Verhuurder is niet aansprakelijk voor schade toegebracht aan de persoon of goederen van huurder en huurder heeft geen recht op huurprijsvermindering, geen recht op verrekening of opschorting van enige betalingsverplichting en geen recht op ontbinding van de huurovereenkomst in geval van vermindering van huurgenot ten gevolge van gebreken, waaronder die ten gevolge van zichtbare en onzichtbare gebreken aan het gehuurde of het gebouw of complex waarvan het gehuurde deel uitmaakt, weersomstandigheden, stagnatie in de bereikbaarheid van het gehuurde, leegstand elders, stagnatie in de voorziening van gas, water, elektriciteit, warmte, ventilatie of luchtbehandeling, storing van de installaties en apparatuur, in- en uitstroming van gassen of vloeistoffen, brand, ontploffing, tekortkomingen in de leveringen en diensten. (…).”
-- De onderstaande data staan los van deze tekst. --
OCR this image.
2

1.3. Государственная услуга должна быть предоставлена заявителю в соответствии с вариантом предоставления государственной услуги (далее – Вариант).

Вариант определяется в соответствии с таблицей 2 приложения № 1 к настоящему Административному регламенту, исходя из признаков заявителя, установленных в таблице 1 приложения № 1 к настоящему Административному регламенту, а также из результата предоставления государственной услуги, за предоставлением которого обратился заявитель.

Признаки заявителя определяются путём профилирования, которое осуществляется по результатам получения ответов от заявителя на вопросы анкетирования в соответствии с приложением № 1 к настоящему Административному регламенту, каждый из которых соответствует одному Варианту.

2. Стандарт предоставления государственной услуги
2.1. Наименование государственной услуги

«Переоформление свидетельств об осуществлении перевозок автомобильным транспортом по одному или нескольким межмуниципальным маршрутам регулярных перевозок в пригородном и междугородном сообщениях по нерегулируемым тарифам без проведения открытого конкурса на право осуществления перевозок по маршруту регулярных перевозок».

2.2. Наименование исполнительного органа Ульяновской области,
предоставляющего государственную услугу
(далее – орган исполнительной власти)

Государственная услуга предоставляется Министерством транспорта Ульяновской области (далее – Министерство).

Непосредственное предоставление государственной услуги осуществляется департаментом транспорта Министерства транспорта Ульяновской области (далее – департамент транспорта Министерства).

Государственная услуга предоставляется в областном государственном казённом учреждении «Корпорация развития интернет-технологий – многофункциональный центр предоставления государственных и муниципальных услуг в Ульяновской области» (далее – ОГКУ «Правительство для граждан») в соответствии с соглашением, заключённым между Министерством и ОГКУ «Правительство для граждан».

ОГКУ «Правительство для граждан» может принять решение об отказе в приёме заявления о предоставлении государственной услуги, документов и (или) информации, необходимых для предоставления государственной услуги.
Door een losgesloten waterleiding in het complex waartoe het gehuurde behoort leed de huurder schade. De verzekeraar vergoedde de schade van de huurder maar had de vordering van de huurder overgenomen. De verzekeraar vorderde vergoeding van schade op basis van risicoaansprakelijkheid voor ondergeschikten ex art. 6:170 BW. Deze schade zou volgens de verzekeraar veroorzaakt zijn door onrechtmatig handelen van een werknemer van de verhuurder, voor wiens handelen de verhuurder op grond van artikel 6:170 BW aansprakelijk is. Volgens de verzekeraar moet de verhuurder daarom de schade betalen.
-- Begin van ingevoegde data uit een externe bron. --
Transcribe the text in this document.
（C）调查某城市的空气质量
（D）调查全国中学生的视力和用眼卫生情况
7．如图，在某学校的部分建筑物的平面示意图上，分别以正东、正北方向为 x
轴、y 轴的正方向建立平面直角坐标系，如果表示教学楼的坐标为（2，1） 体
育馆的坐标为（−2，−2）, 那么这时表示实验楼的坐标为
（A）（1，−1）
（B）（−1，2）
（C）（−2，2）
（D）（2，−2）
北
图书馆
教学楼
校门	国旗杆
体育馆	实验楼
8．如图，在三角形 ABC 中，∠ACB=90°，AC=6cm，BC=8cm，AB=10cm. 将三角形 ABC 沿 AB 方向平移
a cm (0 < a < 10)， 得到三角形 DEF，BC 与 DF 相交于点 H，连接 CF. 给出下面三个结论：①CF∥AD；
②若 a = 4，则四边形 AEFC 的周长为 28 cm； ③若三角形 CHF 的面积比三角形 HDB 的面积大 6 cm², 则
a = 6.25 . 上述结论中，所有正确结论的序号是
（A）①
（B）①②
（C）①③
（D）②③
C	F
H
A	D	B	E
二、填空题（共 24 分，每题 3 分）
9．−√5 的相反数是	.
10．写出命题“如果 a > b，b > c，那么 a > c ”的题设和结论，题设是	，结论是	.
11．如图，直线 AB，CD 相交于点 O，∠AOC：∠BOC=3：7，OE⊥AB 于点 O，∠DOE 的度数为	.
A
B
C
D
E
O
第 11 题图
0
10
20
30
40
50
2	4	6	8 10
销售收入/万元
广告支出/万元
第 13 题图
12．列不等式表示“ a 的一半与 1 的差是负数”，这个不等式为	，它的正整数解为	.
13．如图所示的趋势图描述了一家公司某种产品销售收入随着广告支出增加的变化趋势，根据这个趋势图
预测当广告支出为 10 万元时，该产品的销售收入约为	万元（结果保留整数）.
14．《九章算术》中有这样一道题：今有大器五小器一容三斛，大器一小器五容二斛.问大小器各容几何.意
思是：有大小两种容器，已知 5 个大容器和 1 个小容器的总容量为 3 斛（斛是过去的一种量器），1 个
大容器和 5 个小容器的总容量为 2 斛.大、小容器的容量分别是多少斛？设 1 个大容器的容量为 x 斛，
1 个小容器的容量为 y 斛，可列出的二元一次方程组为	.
Volgena de  verzekeraar is de uitsluiting van de aansprakelijkheid van de ROZ-voorwaarden enkel bedoeld om de aansprakelijkheid voor schade als gevolg van wanprestatie uit te sluiten. Dit zou volgens de verzekeraar volgen uit het feit dat artikel 11 van de ROZ-voorwaarden in zijn geheel gericht is op schade die verband houdt met gebreken aan het gehuurde.
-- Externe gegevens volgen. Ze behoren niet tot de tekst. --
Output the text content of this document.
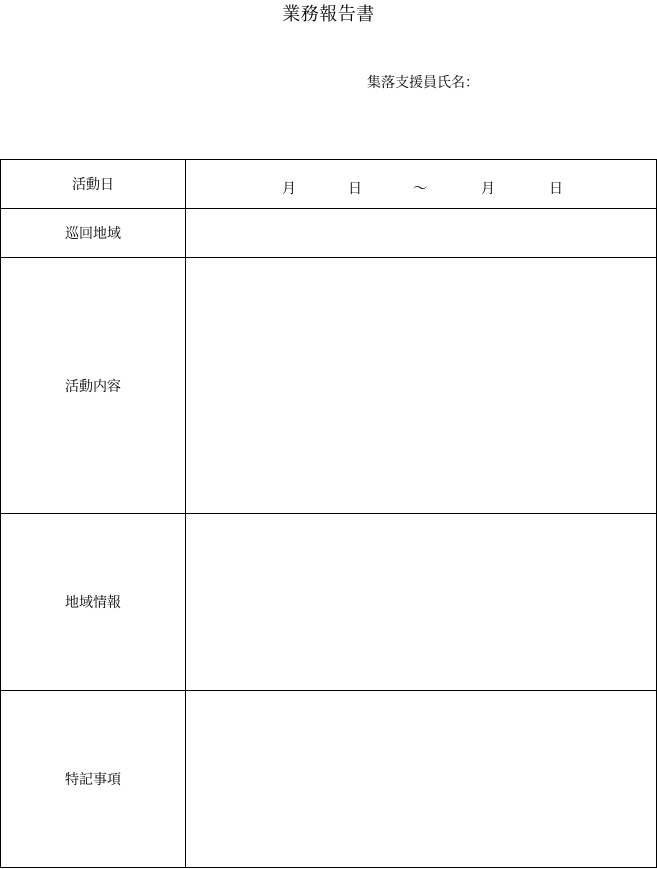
業務報告書
集落支援員氏名：
活動日	月 日 ～ 月 日

巡回地域	
活動内容	
地域情報	
特記事項	
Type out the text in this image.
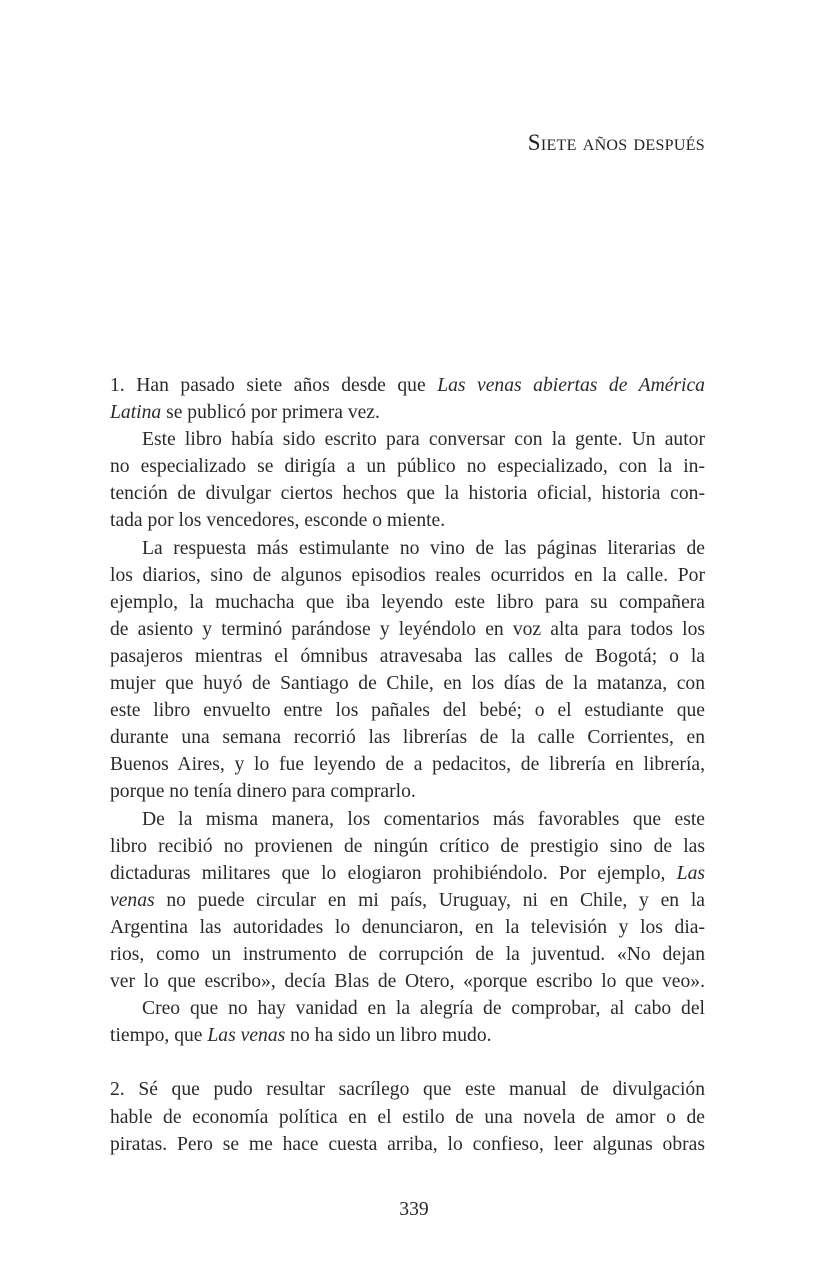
Siete años después
1. Han pasado siete años desde que Las venas abiertas de América
Latina se publicó por primera vez.
Este libro había sido escrito para conversar con la gente. Un autor
no especializado se dirigía a un público no especializado, con la in-
tención de divulgar ciertos hechos que la historia oficial, historia con-
tada por los vencedores, esconde o miente.
La respuesta más estimulante no vino de las páginas literarias de
los diarios, sino de algunos episodios reales ocurridos en la calle. Por
ejemplo, la muchacha que iba leyendo este libro para su compañera
de asiento y terminó parándose y leyéndolo en voz alta para todos los
pasajeros mientras el ómnibus atravesaba las calles de Bogotá; o la
mujer que huyó de Santiago de Chile, en los días de la matanza, con
este libro envuelto entre los pañales del bebé; o el estudiante que
durante una semana recorrió las librerías de la calle Corrientes, en
Buenos Aires, y lo fue leyendo de a pedacitos, de librería en librería,
porque no tenía dinero para comprarlo.
De la misma manera, los comentarios más favorables que este
libro recibió no provienen de ningún crítico de prestigio sino de las
dictaduras militares que lo elogiaron prohibiéndolo. Por ejemplo, Las
venas no puede circular en mi país, Uruguay, ni en Chile, y en la
Argentina las autoridades lo denunciaron, en la televisión y los dia-
rios, como un instrumento de corrupción de la juventud. «No dejan
ver lo que escribo», decía Blas de Otero, «porque escribo lo que veo».
Creo que no hay vanidad en la alegría de comprobar, al cabo del
tiempo, que Las venas no ha sido un libro mudo.

2. Sé que pudo resultar sacrílego que este manual de divulgación
hable de economía política en el estilo de una novela de amor o de
piratas. Pero se me hace cuesta arriba, lo confieso, leer algunas obras
339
De verhuurder wees aansprakelijkheid van de hand.

De rechtbank overwoog dat de exoneraties niet beperkt zijn tot schade veroorzaakt door derden of tot gebreken aan het gehuurde. Het eerste deel van artikel 11.6 spreekt immers over schade ten gevolge van gebreken en het tweede deel van het artikellid spreekt over schade als gevolg van enkele andere omschreven (feitelijke) stoornissen van buitenaf. In artikel 11.8 wordt daarnaast alle bedrijfsschade van huurder uitgesloten. In die bepaling staat niet dat dat alleen geldt voor schade door gebreken aan het gehuurde, zoals door de verzekeraar stelt. Dat de lekkage is ontstaan in een ruimte van het complex die niet tot het gehuurde behoort maakt evenmin dat artikel 11.6 en artikel 11.8 toepassing missen. In het eerste deel van artikel 11.6 is expliciet opgenomen ‘of het gebouw of complex waarvan het gehuurde deel uitmaakt’. Die toevoeging beperkt zich niet tot het eerste deel van artikel 11.6, omdat in artikel 11.9, waarin uitsluiting van aansprakelijkheid op grond van artikel 11.6 en 11.8 beperkt wordt, deze zinsnede ook terugkomt. Deze zinsnede geldt dus voor beide artikelen.

Gesteld noch gebleken is dat van opzet of grove schuld, als bedoeld in artikel 11.9 van de ROZ-voorwaarden sprake is, dus de verhuurder  zich beroepen op genoemde exoneraties.

In deze zaak was de aansprakelijkheid dus uitgesloten. Dat hoeft niet te gelden voor andere overeenkomsten waarop andere voorwaarden van toepassing zijn. Per geval moet naar de tekst van de exoneratie worden gekeken.